At the first sign of a credit crunch, it will deploy credit lines and other measures very quickly and at strength, which may help put out the fire early. Those measures expand the balance sheet but do not necessarily counter rate hikes, as they have little impact on long bond yields (other than reducing their volatility) and thus mortgages. The tactic worked after the collapse of SVB, keeping risks at bay.
When do we think risks for the Private Equity market will abate?
The short-term outlook is challenging. Valuations will be lower, and capital is less readily available. The longer-term outlook is also not necessarily positive.
On first instance, it appears that the Private Equity market woes stem from higher interest rates and macroeconomic volatility, and thus pressures would remain transient. Opportunities will remain abundant for the time being. Authorities seem intent on tightening banking regulation and thus credit, leaving more opportunity for Private Financing.
This is where the good news ends. A decade of ultra-low yields has reduced the cost of money and also driven many investors into alternative sources of financing. A normalised and higher yield curve will drive investors away from the Private Equity sector over the longer term. Financing will become scarcer and more difficult to obtain and pension funds will have viable alternatives.
We should expect some pressures to abate about a year after the Fed is finished with tightening rates, i.e. around 2025. An easier macroeconomic backdrop and lighter credit conditions could help improve the flow of deals. But we should not expect pension funds and other big players who saw the asset class as an alternative to zero-interest fixed income to return en masse.

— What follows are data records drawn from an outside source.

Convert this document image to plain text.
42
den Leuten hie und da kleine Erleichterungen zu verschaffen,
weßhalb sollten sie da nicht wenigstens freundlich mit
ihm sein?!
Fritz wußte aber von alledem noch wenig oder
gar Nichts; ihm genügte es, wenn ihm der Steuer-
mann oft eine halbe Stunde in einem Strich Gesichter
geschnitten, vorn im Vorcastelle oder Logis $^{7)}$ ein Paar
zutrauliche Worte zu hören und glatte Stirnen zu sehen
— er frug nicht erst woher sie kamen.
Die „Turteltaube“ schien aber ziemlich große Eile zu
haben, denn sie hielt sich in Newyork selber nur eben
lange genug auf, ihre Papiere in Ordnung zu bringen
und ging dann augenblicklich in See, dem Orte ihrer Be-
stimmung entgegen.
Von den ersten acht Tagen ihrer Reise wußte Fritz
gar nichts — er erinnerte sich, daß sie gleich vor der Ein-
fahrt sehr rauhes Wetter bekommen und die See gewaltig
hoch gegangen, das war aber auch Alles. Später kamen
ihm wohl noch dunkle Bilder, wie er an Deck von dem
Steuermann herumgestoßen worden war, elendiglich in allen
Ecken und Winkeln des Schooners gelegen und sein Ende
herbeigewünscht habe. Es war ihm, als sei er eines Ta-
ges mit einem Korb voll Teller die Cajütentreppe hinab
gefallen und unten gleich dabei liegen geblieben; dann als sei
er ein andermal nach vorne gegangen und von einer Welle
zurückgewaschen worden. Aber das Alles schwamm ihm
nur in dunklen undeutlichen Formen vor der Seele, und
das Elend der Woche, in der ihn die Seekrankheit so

Additionally, over the longer term, we should not expect heavy bank regulation to last ad infinitum. The regulation-deregulation tug-of-war has tilted far into the side of regulation. The next iteration, whenever that may come, would probably include lighter regulation. That could have already happened, not for the US banking crisis in March.
We feel that, barring a turn in fortunes, the golden age of Private Equity might be behind us. Private Equity owners had a chance to introduce their funds to the wider market, and that’s good. Now, they will have to think of more ways in which their product can become appealing to institutional players in the age of higher yields.
George Lagarias, Chief Economist
A shorter version of this article appears in the FT Adviser.